In eukaryotes, cyclin-dependent kinases (CDKs) control critical steps in both the cell division cycle and the transcription cycle of RNA polymerase II. CDK7 is unique among metazoan CDKs in that it performs essential functions in both cycles, as the major CDK-activating kinase (CAK) and as a component of transcription factor IIH (TFIIH). CDK7 is therefore the central element in a network linking cell division with gene expression--a connection that may be disrupted in cancer. Another hallmark of cancer cells is the dysfunction of surveillance mechanisms that insure fidelity of genome duplication and segregation; CDK7 and related enzymes in fungi have been implicated both in the repair of, and in the cell-cycle response to, DNA damage. Thus, understanding how the CAK network coordinates cell division, growth and the DNA damage response is crucial, both for understanding how that control is lost in cancer, and for targeting the pathway in anti-cancer therapy. It has been difficult to discern how CDK7 is regulated, however, precisely because of its many required functions. It is clear that the different catalytic functions of CDK7 can be independently regulated; the proposed work aims to uncover the regulators and to discover new targets for CDK7 action.

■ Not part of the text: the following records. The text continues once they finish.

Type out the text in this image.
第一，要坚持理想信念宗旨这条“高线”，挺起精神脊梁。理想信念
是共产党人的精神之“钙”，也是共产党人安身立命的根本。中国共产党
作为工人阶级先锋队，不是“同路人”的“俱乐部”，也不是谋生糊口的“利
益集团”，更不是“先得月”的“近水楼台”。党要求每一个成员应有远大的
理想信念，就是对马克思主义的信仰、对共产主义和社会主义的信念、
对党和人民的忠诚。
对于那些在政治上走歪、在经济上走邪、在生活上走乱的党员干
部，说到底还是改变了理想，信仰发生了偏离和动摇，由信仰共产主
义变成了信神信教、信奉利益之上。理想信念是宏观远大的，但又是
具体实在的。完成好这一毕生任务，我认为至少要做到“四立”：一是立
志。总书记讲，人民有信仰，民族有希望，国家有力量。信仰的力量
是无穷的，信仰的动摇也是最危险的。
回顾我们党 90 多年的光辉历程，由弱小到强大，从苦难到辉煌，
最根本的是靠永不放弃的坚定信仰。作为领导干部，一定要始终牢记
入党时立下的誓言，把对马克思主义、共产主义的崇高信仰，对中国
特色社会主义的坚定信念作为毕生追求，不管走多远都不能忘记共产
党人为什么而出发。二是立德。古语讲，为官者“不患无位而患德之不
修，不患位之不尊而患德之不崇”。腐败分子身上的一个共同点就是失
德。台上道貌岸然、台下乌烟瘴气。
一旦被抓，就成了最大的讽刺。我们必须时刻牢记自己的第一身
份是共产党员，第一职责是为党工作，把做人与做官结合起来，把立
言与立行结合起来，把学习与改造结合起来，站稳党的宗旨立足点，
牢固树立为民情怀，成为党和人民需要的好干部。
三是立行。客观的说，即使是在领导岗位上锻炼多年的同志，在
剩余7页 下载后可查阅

The first aim i s to identify signals and signaling molecules that affect the CAK function of CDK7, by enzymologic characterization of different CDK7-containing complexes and by investigating the role of phosphorylation in determining CDK7 subcellular localization.
The second aim i s to test the hypothesis that CDK7 is a regulator of key cell cycle transitions and/or specific transcriptional programs by both classical- and chemical-genetic manipulation of CDK7 activity in vivo and in vitro.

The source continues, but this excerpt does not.